# Statische und Nicht-Statische Methoden



## Dreezard (20. Okt 2004)

Hallo Leute. Ich wende mich heute zum ersten mal an euch.
Ich habe eine (garantiert) ziehmlich dumme Anfänger-Frage.
Ich habe mal so ein kleines Übungsprogramm geschrieben und meine 1000 Fehler rausbekommen.
Nur an einem scheitere ich. In Java scheint es wohl nicht möglich zu sein von einer statischen Methode zu einer nicht-statischen zu verweisen... Wie kann man das umgehen? Ok ich bezweifle dass man das kann, aber ich müsse mein "prog" dann ziehmlich umschreiben...
Warum kann man statische und nicht statische Methoden eigentlich nicht aufeinander verweisen?

Many thanks 4 your help!


----------



## bygones (20. Okt 2004)

statische Methoden sind Methode der Klasse, nicht-statische Methoden sind Methode einer Instanz einer Klasse.

Eine KlassenMethode bzw. eine Klassenvariable gilt für alle Instanzen einer Klasse, instanzmethoden bzw. instanzvariablen gelten nur für die aktuelle Instanz.

Daher kann eine statische Methode nicht eine nicht-statische Methode aufrufen, da sie sich in versch. Scopes befinden...

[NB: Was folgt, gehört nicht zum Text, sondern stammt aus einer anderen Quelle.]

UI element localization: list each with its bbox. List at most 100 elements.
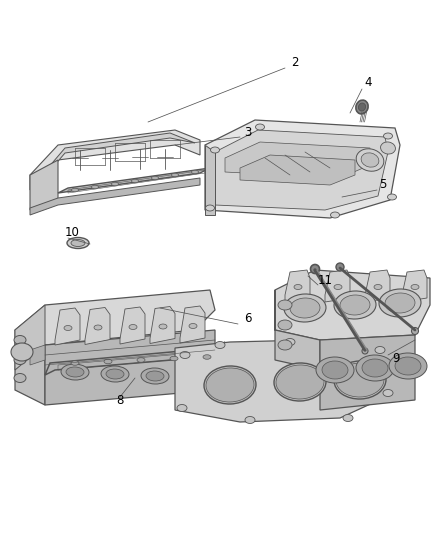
Polygon shape <box>225 142 370 178</box>
Ellipse shape <box>152 176 159 180</box>
Ellipse shape <box>334 361 386 399</box>
Ellipse shape <box>172 173 179 177</box>
Text: 11: 11 <box>318 273 332 287</box>
Ellipse shape <box>112 182 119 185</box>
Ellipse shape <box>276 365 324 399</box>
Ellipse shape <box>101 366 129 382</box>
Ellipse shape <box>141 368 169 384</box>
Ellipse shape <box>129 325 137 329</box>
Ellipse shape <box>205 205 215 211</box>
Polygon shape <box>30 178 200 215</box>
Ellipse shape <box>284 294 326 322</box>
Ellipse shape <box>311 264 319 273</box>
Ellipse shape <box>343 415 353 422</box>
Polygon shape <box>15 290 215 345</box>
Polygon shape <box>205 120 400 218</box>
Ellipse shape <box>215 342 225 349</box>
Ellipse shape <box>340 295 370 315</box>
Polygon shape <box>15 305 45 370</box>
Ellipse shape <box>331 212 339 218</box>
Ellipse shape <box>278 320 292 330</box>
Ellipse shape <box>361 153 379 167</box>
Ellipse shape <box>104 359 112 364</box>
Polygon shape <box>30 160 58 210</box>
Ellipse shape <box>191 170 198 174</box>
Text: 4: 4 <box>364 76 372 88</box>
Ellipse shape <box>159 324 167 329</box>
Ellipse shape <box>11 343 33 361</box>
Polygon shape <box>120 307 145 344</box>
Polygon shape <box>275 270 430 340</box>
Ellipse shape <box>106 369 124 379</box>
Ellipse shape <box>278 300 292 310</box>
Ellipse shape <box>204 366 256 404</box>
Ellipse shape <box>381 142 396 154</box>
Text: 10: 10 <box>64 225 79 238</box>
Polygon shape <box>150 306 175 343</box>
Text: 9: 9 <box>392 351 400 365</box>
Ellipse shape <box>375 346 385 353</box>
Ellipse shape <box>14 374 26 383</box>
Ellipse shape <box>203 355 211 359</box>
Polygon shape <box>42 133 195 180</box>
Polygon shape <box>58 168 210 193</box>
Ellipse shape <box>322 361 348 379</box>
Polygon shape <box>175 340 390 422</box>
Ellipse shape <box>92 185 99 189</box>
Text: 8: 8 <box>117 393 124 407</box>
Ellipse shape <box>356 100 368 114</box>
Ellipse shape <box>14 356 26 365</box>
Ellipse shape <box>388 194 396 200</box>
Text: 2: 2 <box>291 55 299 69</box>
Ellipse shape <box>71 361 79 365</box>
Ellipse shape <box>334 291 376 319</box>
Ellipse shape <box>290 298 320 318</box>
Ellipse shape <box>334 285 342 289</box>
Polygon shape <box>365 270 390 302</box>
Ellipse shape <box>137 358 145 362</box>
Ellipse shape <box>131 179 138 183</box>
Polygon shape <box>240 155 355 185</box>
Ellipse shape <box>66 367 84 377</box>
Ellipse shape <box>362 348 368 354</box>
Ellipse shape <box>294 285 302 289</box>
Polygon shape <box>320 335 415 410</box>
Polygon shape <box>402 270 427 302</box>
Ellipse shape <box>358 103 366 111</box>
Ellipse shape <box>61 364 89 380</box>
Ellipse shape <box>278 340 292 350</box>
Ellipse shape <box>379 289 421 317</box>
Ellipse shape <box>383 390 393 397</box>
Ellipse shape <box>71 188 78 192</box>
Ellipse shape <box>14 335 26 344</box>
Polygon shape <box>85 308 110 344</box>
Ellipse shape <box>189 324 197 328</box>
Ellipse shape <box>94 325 102 330</box>
Ellipse shape <box>67 238 89 248</box>
Polygon shape <box>215 130 388 210</box>
Ellipse shape <box>211 147 219 153</box>
Ellipse shape <box>356 149 384 171</box>
Ellipse shape <box>411 285 419 289</box>
Text: 6: 6 <box>244 311 252 325</box>
Polygon shape <box>275 290 320 370</box>
Ellipse shape <box>245 416 255 424</box>
Ellipse shape <box>411 327 418 335</box>
Ellipse shape <box>395 357 421 375</box>
Polygon shape <box>55 308 80 345</box>
Polygon shape <box>285 270 310 302</box>
Ellipse shape <box>316 357 354 383</box>
Ellipse shape <box>177 405 187 411</box>
Ellipse shape <box>64 326 72 330</box>
Polygon shape <box>30 130 200 190</box>
Ellipse shape <box>146 371 164 381</box>
Ellipse shape <box>255 124 265 130</box>
Ellipse shape <box>362 359 388 377</box>
Ellipse shape <box>274 363 326 401</box>
Ellipse shape <box>389 353 427 379</box>
Polygon shape <box>45 342 225 375</box>
Polygon shape <box>45 330 215 405</box>
Ellipse shape <box>385 293 415 313</box>
Ellipse shape <box>356 355 394 381</box>
Ellipse shape <box>71 239 85 246</box>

entweder alles statisch machen (nicht so gut) oder die statischen in nicht-statische Methoden umwandeln...


----------



## Beni (20. Okt 2004)

Man möchte doch glatt ein Verweis in die FAQ angeben :wink:


----------



## Dreezard (20. Okt 2004)

gut, das prinzip hab ich verstanden. thx.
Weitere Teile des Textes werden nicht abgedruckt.